Khotmul Bukhari Perindah Bulan Mulia

Sebuah “tradisi indah” yang dapat meningkatkan kedekatan dan memupuk kecintaan terhadap Rasulullah SAW, sekaligus menambah wacana dan pengetahuan tentang perilaku Habibullah untuk ditauladani, telah berlangsung lama di kalangan sebagian komunitas muslimin di berbagai belahan dunia.

            Adalah khotmul Bukhari, salah satu aktifitas jam’iyah muhibbin (para pecinta Nabi Muhammad SAW, Red) yang melakukan khataman, membaca hingga tuntas kitab kumpulan hadits riwayat Imam Bukhari, merupakan kebiasaan aslafus sholeh sejak dulu, yang hingga kini masih terjaga dengan baik, bahkan cenderung meningkat kuantitas jama’ahnya.

            Kegiatan itu berlangsung setiap memasuki bulan Rajab, salah satu bulan yang dimuliakan Allah diantara asyhurulhurum. Tak ada pembatasan waktu melakukannya, bisa pagi, siang, sore bahkan malam hari. Meski demikian, jama’ahnya terlihat semangat dan khusyu’ mengikutinya.

            Bagaimana sebenarnya sejarah dilakukan khotmul Bukhari, mengapa harus kitab Bukhari, bukan lainnya, dan mengapa pula hanya dilakukan pada bulan Rajab?. Berikut penjelasan Ustadz Habib Taufiq Assegaf, pengasuh Ponpes Sunniyah Salafiyah Pasuruan, salah seorang yang gigih meneruskan kebiasaan Khotmul Bukhari, ketika reporter Djoko Sujanto mewawancarainya. Berikut petikannya :

Ustadz, bisa diceritakan sejarah dilakukannya khotmul Bukhari, yang kini tetap berlangsung, bahkan cenderung kian banyak jamaahnya.

Sebetulnya pembacaan kumpulan hadits yang terhimpun dalam Kitab Bukhari sudah menjadi kebiasaan atau wirid para habaib sejak dulu. Mereka, terutama yang berada di Hadramaut, Yaman merupakan perintis kegiatan itu. Selanjutnya, kebiasaan itu ditingkatkan dengan melakukan khataman kitab tersebut atau kita kenal dengan khotmul Bukhari, pada setiap memasuki bulan Rajab.

Seiring dengan perkembangan dan berjalannya zaman, pembacaan kitab Bukhari itu kemudian menyebar ke mana-mana, termasuk sampai di Indonesia. Itu semua jasa para salaf kita yang perlu disyukuri dengan tetap melestarikan khotmul Bukhari, baik melakukannya sendiri-sendiri maupun secara berjamaah atau bersama-sama.
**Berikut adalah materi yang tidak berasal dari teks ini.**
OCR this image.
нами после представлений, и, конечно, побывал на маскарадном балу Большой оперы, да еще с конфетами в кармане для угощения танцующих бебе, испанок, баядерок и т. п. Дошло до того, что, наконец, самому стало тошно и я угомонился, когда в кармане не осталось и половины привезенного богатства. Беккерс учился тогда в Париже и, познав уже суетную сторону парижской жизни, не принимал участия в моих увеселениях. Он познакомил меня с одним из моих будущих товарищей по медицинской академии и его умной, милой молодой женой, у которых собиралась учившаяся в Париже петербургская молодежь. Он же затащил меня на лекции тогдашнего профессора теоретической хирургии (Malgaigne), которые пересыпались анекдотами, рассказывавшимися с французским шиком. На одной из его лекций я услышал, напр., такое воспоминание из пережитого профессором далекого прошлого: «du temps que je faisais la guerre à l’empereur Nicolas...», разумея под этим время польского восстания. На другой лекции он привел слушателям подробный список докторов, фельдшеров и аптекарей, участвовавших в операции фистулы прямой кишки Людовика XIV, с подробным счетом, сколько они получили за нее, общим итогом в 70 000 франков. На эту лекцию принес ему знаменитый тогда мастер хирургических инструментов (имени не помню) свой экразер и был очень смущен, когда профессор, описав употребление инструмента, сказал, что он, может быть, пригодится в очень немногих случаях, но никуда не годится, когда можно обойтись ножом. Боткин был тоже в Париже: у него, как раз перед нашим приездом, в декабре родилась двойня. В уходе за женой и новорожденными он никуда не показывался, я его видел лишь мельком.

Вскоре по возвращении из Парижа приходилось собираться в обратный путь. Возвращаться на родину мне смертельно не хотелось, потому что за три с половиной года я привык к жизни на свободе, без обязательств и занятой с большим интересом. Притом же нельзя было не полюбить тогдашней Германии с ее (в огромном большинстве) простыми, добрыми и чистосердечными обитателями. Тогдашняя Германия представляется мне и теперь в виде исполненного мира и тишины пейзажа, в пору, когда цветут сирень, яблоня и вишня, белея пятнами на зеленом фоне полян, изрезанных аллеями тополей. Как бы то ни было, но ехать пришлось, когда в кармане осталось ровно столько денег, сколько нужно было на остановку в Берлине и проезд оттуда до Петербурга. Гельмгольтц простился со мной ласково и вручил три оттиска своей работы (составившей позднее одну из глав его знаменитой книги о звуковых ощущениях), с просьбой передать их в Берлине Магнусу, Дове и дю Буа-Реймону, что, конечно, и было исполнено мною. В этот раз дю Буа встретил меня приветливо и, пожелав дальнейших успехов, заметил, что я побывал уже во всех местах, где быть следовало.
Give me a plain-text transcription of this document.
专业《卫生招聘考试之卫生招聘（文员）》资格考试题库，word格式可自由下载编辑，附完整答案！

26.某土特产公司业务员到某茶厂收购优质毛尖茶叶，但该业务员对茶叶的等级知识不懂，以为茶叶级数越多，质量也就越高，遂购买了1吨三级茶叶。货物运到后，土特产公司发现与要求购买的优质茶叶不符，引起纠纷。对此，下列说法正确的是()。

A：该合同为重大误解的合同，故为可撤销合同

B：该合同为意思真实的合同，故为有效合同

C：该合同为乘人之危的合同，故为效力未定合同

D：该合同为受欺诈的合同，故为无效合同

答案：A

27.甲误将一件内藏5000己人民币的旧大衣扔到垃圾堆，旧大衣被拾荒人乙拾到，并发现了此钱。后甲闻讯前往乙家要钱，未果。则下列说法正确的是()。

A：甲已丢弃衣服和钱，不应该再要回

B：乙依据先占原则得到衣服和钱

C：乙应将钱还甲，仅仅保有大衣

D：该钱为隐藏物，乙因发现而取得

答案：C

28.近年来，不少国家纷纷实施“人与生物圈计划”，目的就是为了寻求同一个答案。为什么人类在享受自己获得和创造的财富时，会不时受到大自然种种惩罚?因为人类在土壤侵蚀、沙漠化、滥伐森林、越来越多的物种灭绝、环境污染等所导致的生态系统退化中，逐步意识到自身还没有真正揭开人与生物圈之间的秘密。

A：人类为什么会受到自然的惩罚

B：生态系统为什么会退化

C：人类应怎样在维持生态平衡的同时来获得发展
Mengapa mesti dilakukan di bulan Rajab?

Bukan keharusan, tapi itu merupakan anjuran. Kita ketahui Rajab kan termasuk diantara asyhurul hurum (bulan-bulan atau empat bulan yang dimuliakan Allah SWT, Red), yakni tiga bulan waktunya berurutan, Dzulqo’dah, Dzulhijjah dan Muharram, kemudian Rajab terpisah dari ketiganya.

 Pada bulan-bulan itu banyak amalan baik sunnah maupun fardhu yang sudah ditasyri’, yaitu di bulan Dzulqo’dah biasanya selain berpuasa banyak muslimin melakukan umroh, selanjutnya di bulan Dzulhijjah ada kewajiban haji bagi yang mampu, dan pada syahrul Muharram ada anjuran untuk menyantuni anak Yatim, serta masih banyak lagi aktifitas ibadah dalam tiga bulan itu.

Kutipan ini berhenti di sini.